Fig. 3.

Model depicting the synaptogenic basis of depression and treatment response. (Left) Regular mood (synaptic homeostasis). Under normal conditions, levels of synapse number and function are maintained by homeostatic mechanisms that contribute to regular mood. This includes cycling of glutamate A1 (GluA1) receptors to and from the synapse. (Middle) Depression (synaptic destabilization). Chronic stress exposure decreases synaptic density, similar to the destabilization of spine synapses that occurs under conditions that cause long-term depression (LTD). Neuronal atrophy and synaptic loss are reversible, possibly more rapidly in resilient individuals with coping, exercise, or enriched environment. Stress also decreases BDNF, and BDNF deletion mutant mice exhibit similar synaptic deficits, suggesting that this neurotrophic factor may contribute to the loss of synapses and neuronal atrophy. GSK3, which is increased in depression, can be activated by PP1 and may also contribute to synaptic destabilization by promoting the internalization of GluA1. (Right) Rapid antidepressants (synaptogenesis). Ketamine rapidly increases glutamate transmission and synaptogenesis, similar to LTP. Ketamine-induction of synaptogenesis requires BDNF/TrkB-activation of Akt and mTOR signaling, resulting in increased translation of synaptic proteins, including GluA1, as well as Arc, which is required for the expansion and stabilization of spines.
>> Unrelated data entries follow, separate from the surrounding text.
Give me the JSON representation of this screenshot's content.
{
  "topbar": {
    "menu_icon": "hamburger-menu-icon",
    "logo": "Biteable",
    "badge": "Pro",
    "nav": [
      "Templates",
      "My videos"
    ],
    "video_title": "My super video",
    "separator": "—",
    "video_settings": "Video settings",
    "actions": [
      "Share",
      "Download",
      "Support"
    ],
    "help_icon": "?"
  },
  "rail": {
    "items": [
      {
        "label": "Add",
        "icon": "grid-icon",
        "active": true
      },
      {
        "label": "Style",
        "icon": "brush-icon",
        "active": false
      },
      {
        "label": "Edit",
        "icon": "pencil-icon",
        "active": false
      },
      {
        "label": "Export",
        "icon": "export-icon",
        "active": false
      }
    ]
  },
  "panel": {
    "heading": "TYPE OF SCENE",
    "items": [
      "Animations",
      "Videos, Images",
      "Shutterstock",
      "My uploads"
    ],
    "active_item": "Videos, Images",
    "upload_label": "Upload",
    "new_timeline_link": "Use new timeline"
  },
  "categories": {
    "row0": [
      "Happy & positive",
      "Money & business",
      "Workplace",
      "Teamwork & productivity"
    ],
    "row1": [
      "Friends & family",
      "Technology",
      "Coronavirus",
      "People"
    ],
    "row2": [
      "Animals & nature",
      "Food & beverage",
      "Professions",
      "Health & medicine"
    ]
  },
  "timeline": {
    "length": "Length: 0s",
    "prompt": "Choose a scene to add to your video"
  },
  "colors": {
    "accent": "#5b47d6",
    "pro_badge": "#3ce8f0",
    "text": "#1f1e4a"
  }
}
The actions of ketamine are also dependent on inhibition of GSK3, which could occur via stimulation of Akt or by blockade of NMDA receptors and PP1 (not shown in the figure). Depressed patients treated with ketamine relapse after 7 to 10 days, possibly due to failure of synaptic homeostasis, which could result from genetic mutations or environmental factors such as sustained stress.